Berlin — German Chancellor Angela Merkel said she’ll team up with France to hold the European Union together and pledged to form her next government “without delay.”

In a New Year’s Eve speech to the nation, Merkel outlined a vision for her fourth term that includes an alliance with French President Emmanuel Macron to strengthen Europe’s economic clout and control migration, while upholding values of tolerance and pluralism within the EU and abroad.

“Twenty-seven countries in Europe must be impelled more strongly than ever to remain a community,” Merkel said in a copy of the speech provided by her office in advance of the televised address. “That will be the decisive question of the next few years. Germany and France want to work together to make it succeed.”

Merkel’s effort to combine the strengths of the eurozone’s two biggest economies has been hamstrung by Germany’s longest post-election party deadlock since World War II, which has left her a caretaker chancellor since September.
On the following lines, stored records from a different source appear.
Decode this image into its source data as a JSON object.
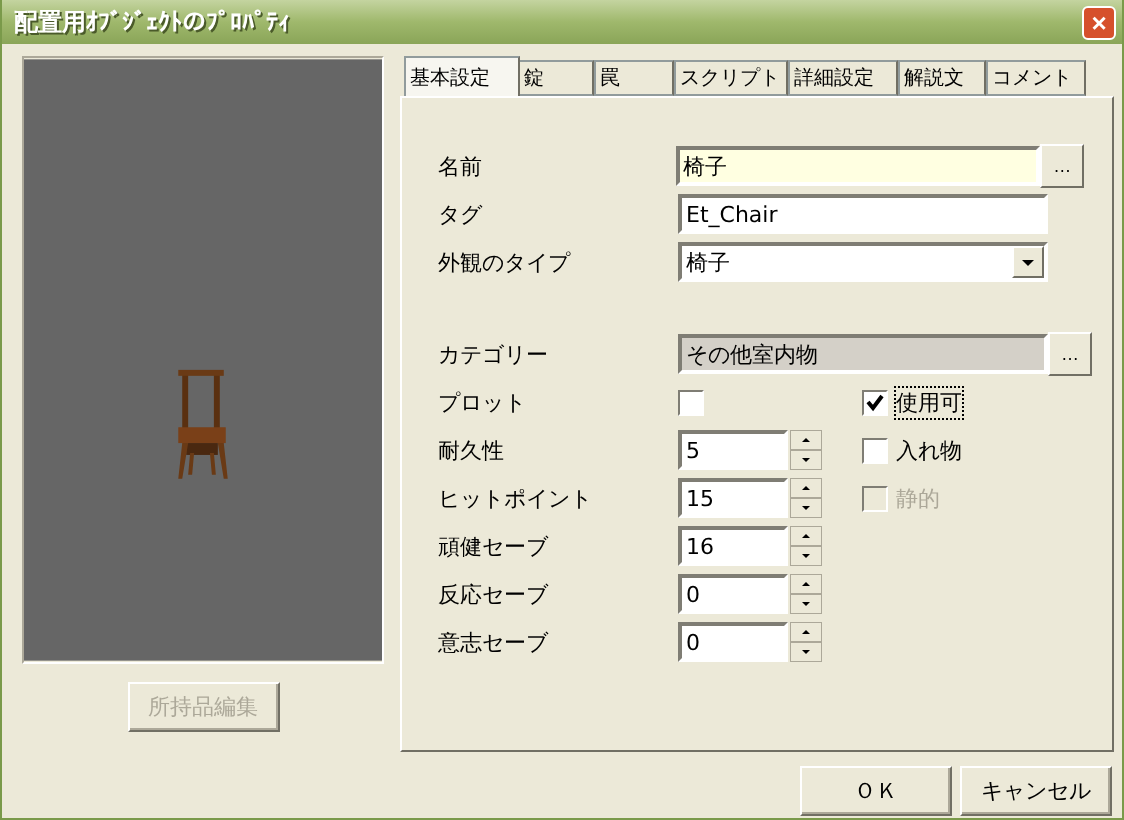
{
  "window": {
    "title": "配置用ｵﾌﾞｼﾞｪｸﾄのﾌﾟﾛﾊﾟﾃｨ",
    "close": "×"
  },
  "inventory_button": {
    "label": "所持品編集",
    "disabled": true
  },
  "tabs": [
    {
      "label": "基本設定",
      "selected": true
    },
    {
      "label": "錠",
      "selected": false
    },
    {
      "label": "罠",
      "selected": false
    },
    {
      "label": "スクリプト",
      "selected": false
    },
    {
      "label": "詳細設定",
      "selected": false
    },
    {
      "label": "解説文",
      "selected": false
    },
    {
      "label": "コメント",
      "selected": false
    }
  ],
  "top_fields": [
    {
      "label": "名前",
      "kind": "text",
      "value": "椅子",
      "highlight": true,
      "browse": "…"
    },
    {
      "label": "タグ",
      "kind": "text",
      "value": "Et_Chair",
      "highlight": false
    },
    {
      "label": "外観のタイプ",
      "kind": "dropdown",
      "value": "椅子"
    }
  ],
  "category": {
    "label": "カテゴリー",
    "value": "その他室内物",
    "browse": "…"
  },
  "fields": [
    {
      "label": "プロット",
      "kind": "checkbox",
      "checked": false
    },
    {
      "label": "耐久性",
      "kind": "spin",
      "value": "5"
    },
    {
      "label": "ヒットポイント",
      "kind": "spin",
      "value": "15"
    },
    {
      "label": "頑健セーブ",
      "kind": "spin",
      "value": "16"
    },
    {
      "label": "反応セーブ",
      "kind": "spin",
      "value": "0"
    },
    {
      "label": "意志セーブ",
      "kind": "spin",
      "value": "0"
    }
  ],
  "options": [
    {
      "label": "使用可",
      "checked": true,
      "disabled": false,
      "focused": true
    },
    {
      "label": "入れ物",
      "checked": false,
      "disabled": false,
      "focused": false
    },
    {
      "label": "静的",
      "checked": false,
      "disabled": true,
      "focused": false
    }
  ],
  "buttons": [
    {
      "label": "ＯＫ"
    },
    {
      "label": "キャンセル"
    }
  ]
}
Exploratory talks on renewing her coalition with the Social Democratic Party begin Jan. 7.

The chancellor sought to put her stamp on the political debate after a poll this week suggested Germans increasingly don’t want her to serve another full term. Merkel, 63, said she’s committed to forming “a stable government for Germany without delay in the new year.”

That’s likely to be more difficult than in the past, especially after Merkel’s attempt to create a coalition with the Free Democratic Party and the Greens collapsed. After serving as Merkel’s junior partner for eight of her 12 years in office, the Social Democrats slumped to a postwar low in the German election in September.

Wolfgang Schaeuble, Merkel’s former finance minister who is now president of the German lower house, told the Tagesspiegel newspaper that while a stable alliance with the SPD is preferable, governing without a parliamentary majority would be an option if talks with the SPD fail.